Expect instead a masterclass in culture, dance workshops, purpose, and entertainment that demonstrates how hip-hop connects people, tells stories, and brings energy into a space that’s hard to deny.

The three-day symposium will run out of several campus locations from Thursday, Jan. 30 to Saturday, Feb. 1. The full weekend boasts dance battles on Thursday, an international film festival on Friday, hip-hop dance workshops on both days, and a full-length show to close the symposium on Saturday.

Presented by Salem State Music and Dance and the Center for Creative and Performing Arts, all events in the symposium are completely free. The full program is paid for through a $5,000 strategic planning grant.

The weekend “is monumental for the hip-hop dance community, because it’s a celebration of the culture at its core — dance, artistry, and unity,” said Jarell Rochelle, event emcee and assistant professor of music and dance at Salem State. “Hip-hop dance has always been the heartbeat of popular culture, and to have an event like this at Salem State — especially with the caliber of talent involved — brings it to the forefront with excitement.”

The weekend will kick off the afternoon of Thursday, Jan. 30 with a workshop hosted by Tayquan “Era” Pomare-Taylor, better known as “LandMine.” Later that evening, LandMine will join a three-judge panel for a Dance Battle event in the Ellison Campus Center’s Veterans Hall from 4:30-8 pm.

The dance battle will take a series of performers, including public participants as time allows, through a series of elimination rounds to end the event with a prize winner.

Friday, Jan. 31 will kick off with a workshop with BBoy El Niño, a member of “The Floor Lords” and the first b-boy, or break dancer, to compete in the Olympics. The workshop will be followed by the Hip-Hop Dance Film Festival, beginning at 7:30 pm in the Sophia Gordon Center. Seven works are slated to be presented.

The three-day affair will close Saturday, Feb. 1 with a closing performance at 7:30 pm in the Sophia Gordon Center. Performers include event judges and workshop hosts, as well as the Salem State Hip Hop Dance Ensemble, the Floor Lords, Phunk Phenomenon’s teen company Phunk Mob, and Lil Phunk, the official junior dance team for the Boston Celtics.

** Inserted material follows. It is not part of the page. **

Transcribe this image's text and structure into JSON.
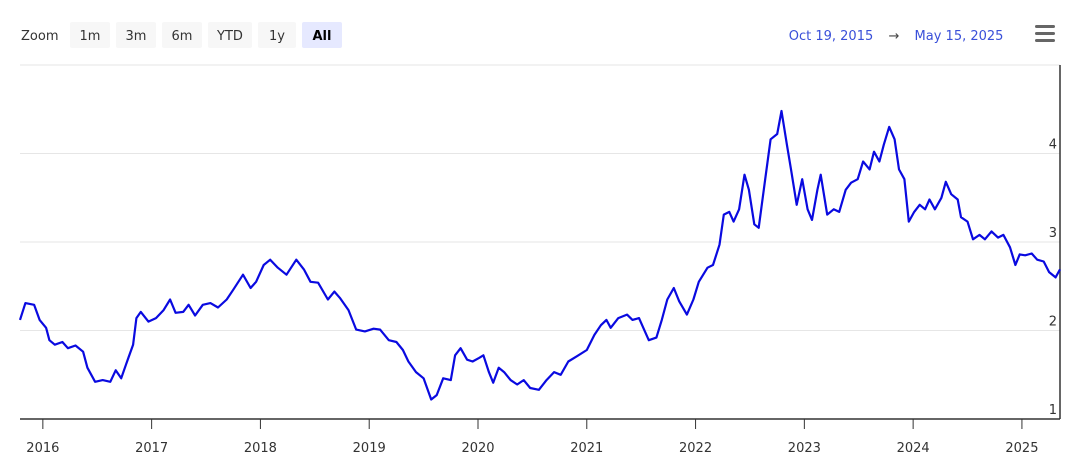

“The symposium is about giving flowers to the OGs and pioneers of street dance culture while shining a spotlight on emerging youthful artists who will carry the legacy forward,” Rochelle said. “This event is breaking down the wall between ‘mainstream’ and ‘street,’ and it’s proving that hip-hop is a universal language that can just about be digested by anyone — and that’s what makes it powerful. It was the original D.E.I. before it had a name: love, acceptance, unity, and truth.”

Salem State University is also well positioned to host the event, as “street dance ties to civic engagement and social justice,” said Karen Gahagan, director of Salem State’s Center for Creative and Performing Arts.

“An underpinning to all of this is bringing hip-hop dance education forward at Salem State and demonstrating the importance of the culture and its academic discourse in a liberal arts institution,” Gahagan said. “We want to make this another part of our DNA, one that creates interdisciplinary opportunities and connections with the community.”